Like other gigantic companies that have billions of dollars, it's easier and more profitable to ask forgiveness than permission; paying legal fines that are 0.01% of their overall profits is just the cost of doing business. Zuck has been caught on multiple occasions skirting the law (see the most recent revelation of them surreptitiously leeching scores of books from Anna's Archive and a previous one of partnering with Cambridge Analytica, for example).
I'm all good with having companies submit to hostile financial audits, but I'm not sure how a CPA would be qualified to validate security or privacy. Code security audits should be done by cryptographic experts, and I think you would need both.
Perhaps one day, we'll have Certified Public Cryptographers that have a fiduciary duty to ensure people are secure or private.
Like openai and proton?
We are still in a trust me bro situation... We just trust signal bro more than meta bro.
Iirc Proton has been audited for security and for privacy as well.
We have systems in place to help with it
No we're not. You don't have to trust Signal, everything is open source, you can actually verify it.
Sorta like those. Anybody that thought OpenAI was trustworthy just by virtue of being a nonprofit gets what they deserve for being so credulous, and Proton isn't directly comparable, because it's a stack of software, not just one. You would have to compare the analog of Signal, and Proton doesn't have one.
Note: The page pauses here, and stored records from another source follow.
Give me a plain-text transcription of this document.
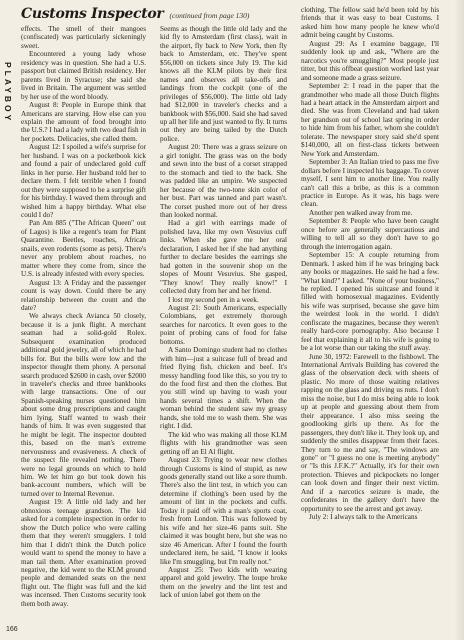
PLAYBOY
Customs Inspector (continued from page 130)

effects. The smell of their mangoes (confiscated) was particularly sickeningly sweet.

Encountered a young lady whose residency was in question. She had a U.S. passport but claimed British residency. Her parents lived in Syracuse; she said she lived in Britain. The argument was settled by her use of the word bloody.

August 8: People in Europe think that Americans are starving. How else can you explain the amount of food brought into the U.S.? I had a lady with two dead fish in her pockets. Delicacies, she called them.

August 12: I spoiled a wife's surprise for her husband. I was on a pocketbook kick and found a pair of undeclared gold cuff links in her purse. Her husband told her to declare them. I felt terrible when I found out they were supposed to be a surprise gift for his birthday. I waved them through and wished him a happy birthday. What else could I do?

Pan Am 885 ("The African Queen" out of Lagos) is like a regent's team for Plant Quarantine. Beetles, roaches, African snails, even rodents (some as pets). There's never any problem about roaches, no matter where they come from, since the U.S. is already infested with every species.

August 13: A Friday and the passenger count is way down. Could there be any relationship between the count and the date?

We always check Avianca 50 closely, because it is a junk flight. A merchant seaman had a solid-gold Rolex. Subsequent examination produced additional gold jewelry, all of which he had bills for. But the bills were low and the inspector thought them phony. A personal search produced $2600 in cash, over $2000 in traveler's checks and three bankbooks with large transactions. One of our Spanish-speaking nurses questioned him about some drug prescriptions and caught him lying. Staff wanted to wash their hands of him. It was even suggested that he might be legit. The inspector doubted this, based on the man's extreme nervousness and evasiveness. A check of the suspect file revealed nothing. There were no legal grounds on which to hold him. We let him go but took down his bank-account numbers, which will be turned over to Internal Revenue.

August 19: A little old lady and her obnoxious teenage grandson. The kid asked for a complete inspection in order to show the Dutch police who were calling them that they weren't smugglers. I told him that I didn't think the Dutch police would want to spend the money to have a man tail them. After examination proved negative, the kid went to the KLM ground people and demanded seats on the next flight out. The flight was full and the kid was incensed. Then Customs security took them both away.

Seems as though the little old lady and the kid fly to Amsterdam (first class), wait in the airport, fly back to New York, then fly back to Amsterdam, etc. They've spent $56,000 on tickets since July 19. The kid knows all the KLM pilots by their first names and observes all take-offs and landings from the cockpit (one of the privileges of $56,000). The little old lady had $12,000 in traveler's checks and a bankbook with $56,000. Said she had saved up all her life and just wanted to fly. It turns out they are being tailed by the Dutch police.

August 20: There was a grass seizure on a girl tonight. The grass was on the body and sewn into the bust of a corset strapped to the stomach and tied to the back. She was padded like an umpire. We suspected her because of the two-tone skin color of her bust. Part was tanned and part wasn't. The corset pushed more out of her dress than looked normal.

Had a girl with earrings made of polished lava, like my own Vesuvius cuff links. When she gave me her oral declaration, I asked her if she had anything further to declare besides the earrings she had gotten in the souvenir shop on the slopes of Mount Vesuvius. She gasped, "They know! They really know!" I collected duty from her and her friend.

I lost my second pen in a week.

August 21: South Americans, especially Colombians, get extremely thorough searches for narcotics. It even goes to the point of probing cans of food for false bottoms.

A Santo Domingo student had no clothes with him—just a suitcase full of bread and fried flying fish, chicken and beef. It's messy handling food like this, so you try to do the food first and then the clothes. But you still wind up having to wash your hands several times a shift. When the woman behind the student saw my greasy hands, she told me to wash them. She was right. I did.

The kid who was making all those KLM flights with his grandmother was seen getting off an El Al flight.

August 23: Trying to wear new clothes through Customs is kind of stupid, as new goods generally stand out like a sore thumb. There's also the lint test, in which you can determine if clothing's been used by the amount of lint in the pockets and cuffs. Today it paid off with a man's sports coat, fresh from London. This was followed by his wife and her size-46 pants suit. She claimed it was bought here, but she was no size 46 American. After I found the fourth undeclared item, he said, "I know it looks like I'm smuggling, but I'm really not."

August 25: Two kids with wearing apparel and gold jewelry. The loupe broke them on the jewelry and the lint test and lack of union label got them on the

clothing. The fellow said he'd been told by his friends that it was easy to beat Customs. I asked him how many people he knew who'd admit being caught by Customs.

August 29: As I examine baggage, I'll suddenly look up and ask, "Where are the narcotics you're smuggling?" Most people just titter, but this offbeat question worked last year and someone made a grass seizure.

September 2: I read in the paper that the grandmother who made all those Dutch flights had a heart attack in the Amsterdam airport and died. She was from Cleveland and had taken her grandson out of school last spring in order to hide him from his father, whom she couldn't tolerate. The newspaper story said she'd spent $140,000, all on first-class tickets between New York and Amsterdam.

September 3: An Italian tried to pass me five dollars before I inspected his baggage. To cover myself, I sent him to another line. You really can't call this a bribe, as this is a common practice in Europe. As it was, his bags were clean.

Another pen walked away from me.

September 8: People who have been caught once before are generally supercautious and willing to tell all so they don't have to go through the interrogation again.

September 15: A couple returning from Denmark. I asked him if he was bringing back any books or magazines. He said he had a few. "What kind?" I asked. "None of your business," he replied. I opened his suitcase and found it filled with homosexual magazines. Evidently his wife was surprised, because she gave him the weirdest look in the world. I didn't confiscate the magazines, because they weren't really hard-core pornography. Also because I feel that explaining it all to his wife is going to be a lot worse than our taking the stuff away.

June 30, 1972: Farewell to the fishbowl. The International Arrivals Building has covered the glass of the observation deck with sheets of plastic. No more of those waiting relatives rapping on the glass and driving us nuts. I don't miss the noise, but I do miss being able to look up at people and guessing about them from their appearance. I also miss seeing the goodlooking girls up there. As for the passengers, they don't like it. They look up, and suddenly the smiles disappear from their faces. They turn to me and say, "The windows are gone" or "I guess no one is meeting anybody" or "Is this J.F.K.?" Actually, it's for their own protection. Thieves and pickpockets no longer can look down and finger their next victim. And if a narcotics seizure is made, the confederates in the gallery don't have the opportunity to see the arrest and get away.

July 2: I always talk to the Americans

166
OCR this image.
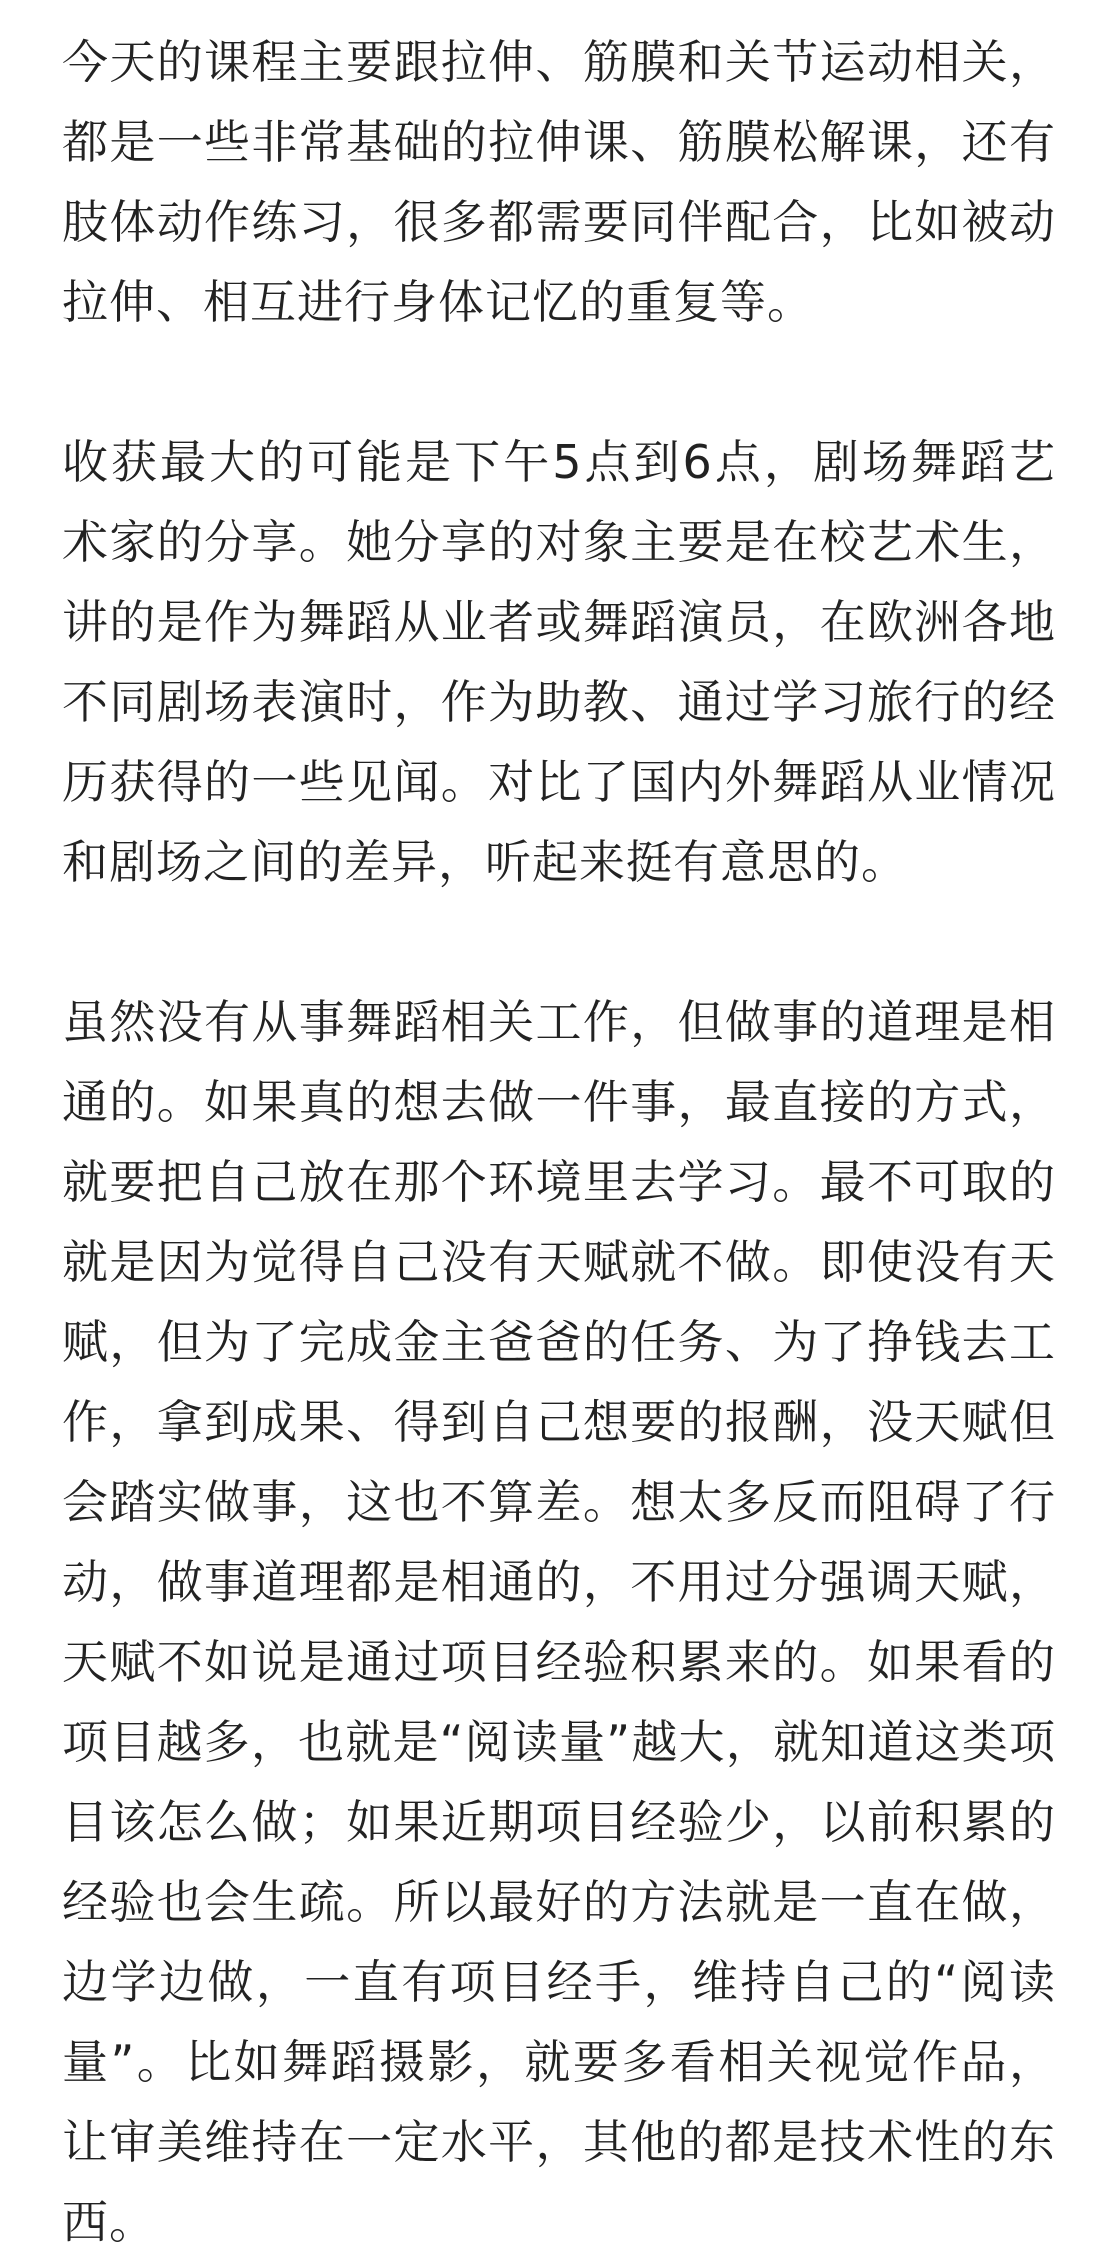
今天的课程主要跟拉伸、筋膜和关节运动相关，都是一些非常基础的拉伸课、筋膜松解课，还有肢体动作练习，很多都需要同伴配合，比如被动拉伸、相互进行身体记忆的重复等。

收获最大的可能是下午5点到6点，剧场舞蹈艺术家的分享。她分享的对象主要是在校艺术生，讲的是作为舞蹈从业者或舞蹈演员，在欧洲各地不同剧场表演时，作为助教、通过学习旅行的经历获得的一些见闻。对比了国内外舞蹈从业情况和剧场之间的差异，听起来挺有意思的。

虽然没有从事舞蹈相关工作，但做事的道理是相通的。如果真的想去做一件事，最直接的方式，就要把自己放在那个环境里去学习。最不可取的就是因为觉得自己没有天赋就不做。即使没有天赋，但为了完成金主爸爸的任务、为了挣钱去工作，拿到成果、得到自己想要的报酬，没天赋但会踏实做事，这也不算差。想太多反而阻碍了行动，做事道理都是相通的，不用过分强调天赋，天赋不如说是通过项目经验积累来的。如果看的项目越多，也就是“阅读量”越大，就知道这类项目该怎么做；如果近期项目经验少，以前积累的经验也会生疏。所以最好的方法就是一直在做，边学边做，一直有项目经手，维持自己的“阅读量”。比如舞蹈摄影，就要多看相关视觉作品，让审美维持在一定水平，其他的都是技术性的东西。
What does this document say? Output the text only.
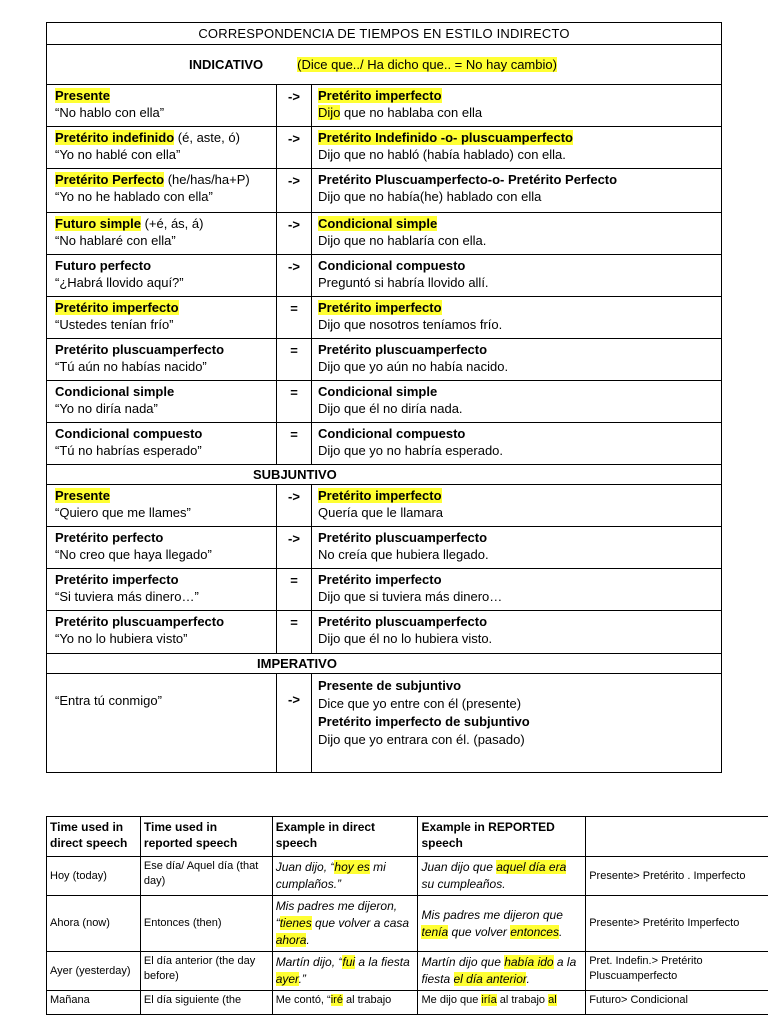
CORRESPONDENCIA DE TIEMPOS EN ESTILO INDIRECTO
INDICATIVO	(Dice que../ Ha dicho que.. = No hay cambio)
Presente
“No hablo con ella”
->	Pretérito imperfecto
Dijo que no hablaba con ella
Pretérito indefinido (é, aste, ó)
“Yo no hablé con ella”
->	Pretérito Indefinido -o- pluscuamperfecto
Dijo que no habló (había hablado) con ella.
Pretérito Perfecto (he/has/ha+P)
“Yo no he hablado con ella”
->	Pretérito Pluscuamperfecto-o- Pretérito Perfecto
Dijo que no había(he) hablado con ella
Futuro simple (+é, ás, á)
“No hablaré con ella”
->	Condicional simple
Dijo que no hablaría con ella.
Futuro perfecto
“¿Habrá llovido aquí?”
->	Condicional compuesto
Preguntó si habría llovido allí.
Pretérito imperfecto
“Ustedes tenían frío”
=	Pretérito imperfecto
Dijo que nosotros teníamos frío.
Pretérito pluscuamperfecto
“Tú aún no habías nacido”
=	Pretérito pluscuamperfecto
Dijo que yo aún no había nacido.
Condicional simple
“Yo no diría nada”
=	Condicional simple
Dijo que él no diría nada.
Condicional compuesto
“Tú no habrías esperado”
=	Condicional compuesto
Dijo que yo no habría esperado.
SUBJUNTIVO
Presente
“Quiero que me llames”
->	Pretérito imperfecto
Quería que le llamara
Pretérito perfecto
“No creo que haya llegado”
->	Pretérito pluscuamperfecto
No creía que hubiera llegado.
Pretérito imperfecto
“Si tuviera más dinero…”
=	Pretérito imperfecto
Dijo que si tuviera más dinero…
Pretérito pluscuamperfecto
“Yo no lo hubiera visto”
=	Pretérito pluscuamperfecto
Dijo que él no lo hubiera visto.
IMPERATIVO
“Entra tú conmigo”	->
Presente de subjuntivo
Dice que yo entre con él (presente)
Pretérito imperfecto de subjuntivo
Dijo que yo entrara con él. (pasado)
Time used in direct speech	Time used in reported speech	Example in direct speech	Example in REPORTED speech	
Hoy (today)	Ese día/ Aquel día (that day)	Juan dijo, “hoy es mi cumplaños.”	Juan dijo que aquel día era su cumpleaños.	Presente> Pretérito . Imperfecto
Ahora (now)	Entonces (then)	Mis padres me dijeron, “tienes que volver a casa ahora.	Mis padres me dijeron que tenía que volver entonces.	Presente> Pretérito Imperfecto
Ayer (yesterday)	El día anterior (the day before)	Martín dijo, “fui a la fiesta ayer.”	Martín dijo que había ido a la fiesta el día anterior.	Pret. Indefin.> Pretérito Pluscuamperfecto
Mañana	El día siguiente (the	Me contó, “iré al trabajo	Me dijo que iría al trabajo al	Futuro> Condicional
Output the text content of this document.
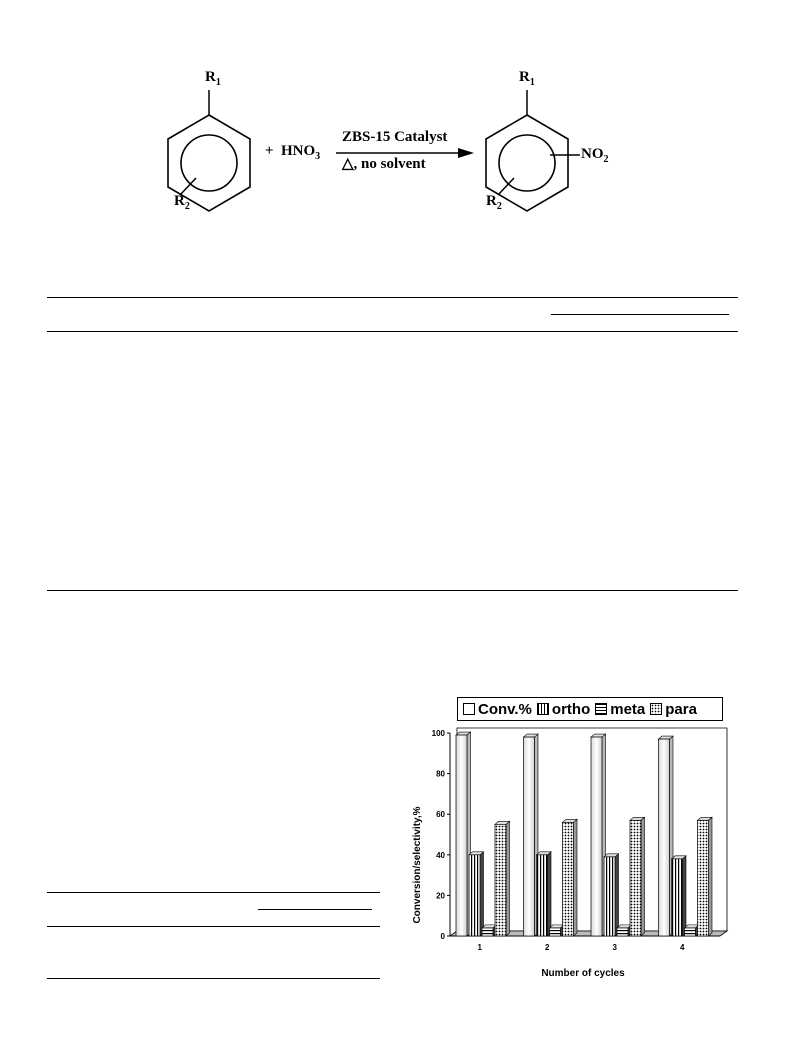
$R_1$
$R_2$
+ $HNO_3$
ZBS-15 Catalyst
△, no solvent
$R_1$
$R_2$
$NO_2$
Conv.% ortho meta para
Conversion/selectivity,%
Number of cycles
0
20
40
60
80
100
1	2	3	4
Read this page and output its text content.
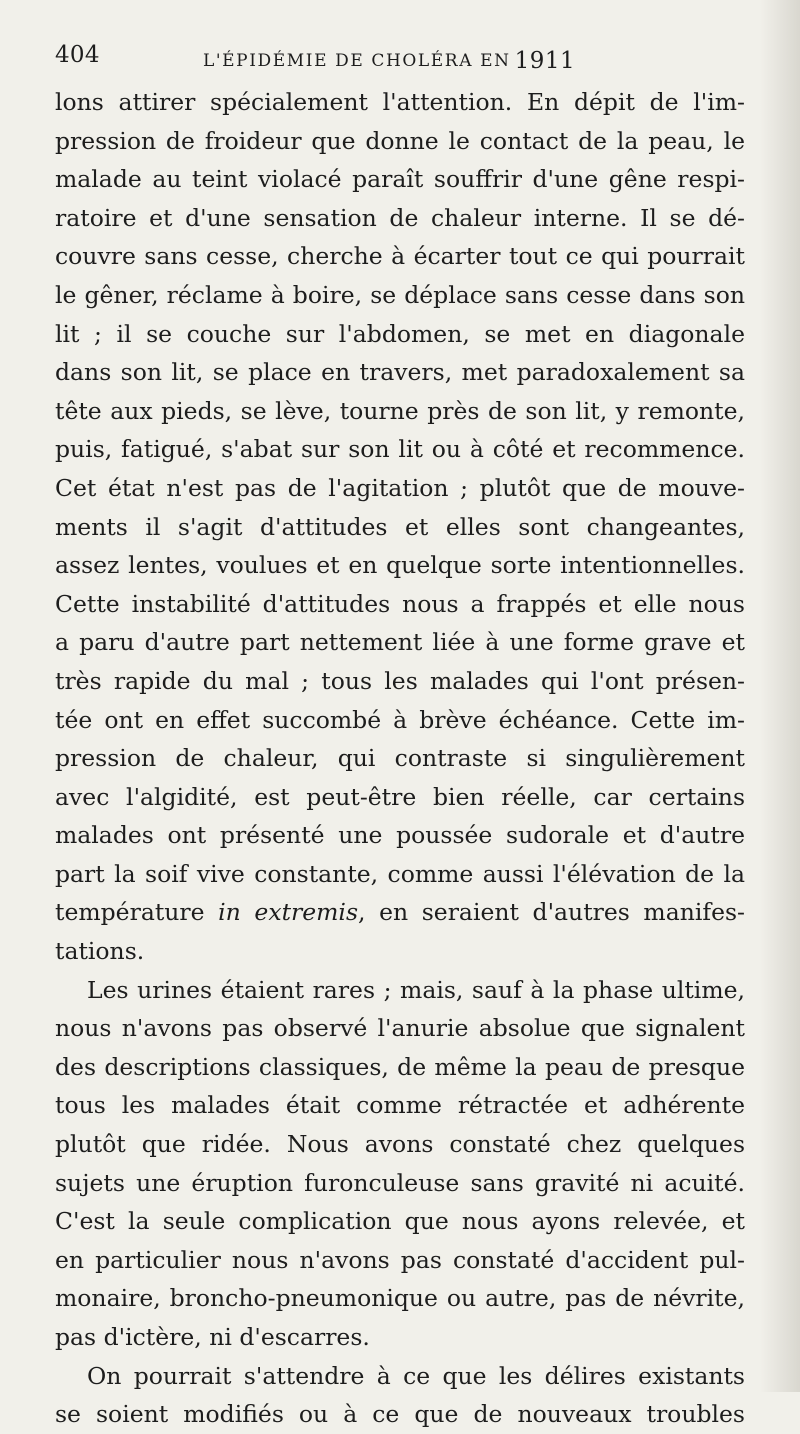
404	L'ÉPIDÉMIE DE CHOLÉRA EN 1911
lons attirer spécialement l'attention. En dépit de l'im-
pression de froideur que donne le contact de la peau, le
malade au teint violacé paraît souffrir d'une gêne respi-
ratoire et d'une sensation de chaleur interne. Il se dé-
couvre sans cesse, cherche à écarter tout ce qui pourrait
le gêner, réclame à boire, se déplace sans cesse dans son
lit ; il se couche sur l'abdomen, se met en diagonale
dans son lit, se place en travers, met paradoxalement sa
tête aux pieds, se lève, tourne près de son lit, y remonte,
puis, fatigué, s'abat sur son lit ou à côté et recommence.
Cet état n'est pas de l'agitation ; plutôt que de mouve-
ments il s'agit d'attitudes et elles sont changeantes,
assez lentes, voulues et en quelque sorte intentionnelles.
Cette instabilité d'attitudes nous a frappés et elle nous
a paru d'autre part nettement liée à une forme grave et
très rapide du mal ; tous les malades qui l'ont présen-
tée ont en effet succombé à brève échéance. Cette im-
pression de chaleur, qui contraste si singulièrement
avec l'algidité, est peut-être bien réelle, car certains
malades ont présenté une poussée sudorale et d'autre
part la soif vive constante, comme aussi l'élévation de la
température in extremis, en seraient d'autres manifes-
tations.
Les urines étaient rares ; mais, sauf à la phase ultime,
nous n'avons pas observé l'anurie absolue que signalent
des descriptions classiques, de même la peau de presque
tous les malades était comme rétractée et adhérente
plutôt que ridée. Nous avons constaté chez quelques
sujets une éruption furonculeuse sans gravité ni acuité.
C'est la seule complication que nous ayons relevée, et
en particulier nous n'avons pas constaté d'accident pul-
monaire, broncho-pneumonique ou autre, pas de névrite,
pas d'ictère, ni d'escarres.
On pourrait s'attendre à ce que les délires existants
se soient modifiés ou à ce que de nouveaux troubles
If what you really want to say is that we don't know with 100% certainty that the Signal Foundation is operating in good faith, then I agree, though they seem to have a pretty decent track record thus far.
However, that doesn't mean their software doesn't do what is expected (it's FOSS, go inspect and build it yourself), and E2EE ensures that even if they suddenly wanted or were ordered to turn anything over, the data LEOs get would be limited, if it exists at all.
I'm not sure what you think is especially noteworthy here. It's always some level of a "trust me bro" situation. That's how the internet works. If you want to avoid trust issues, stop using the internet.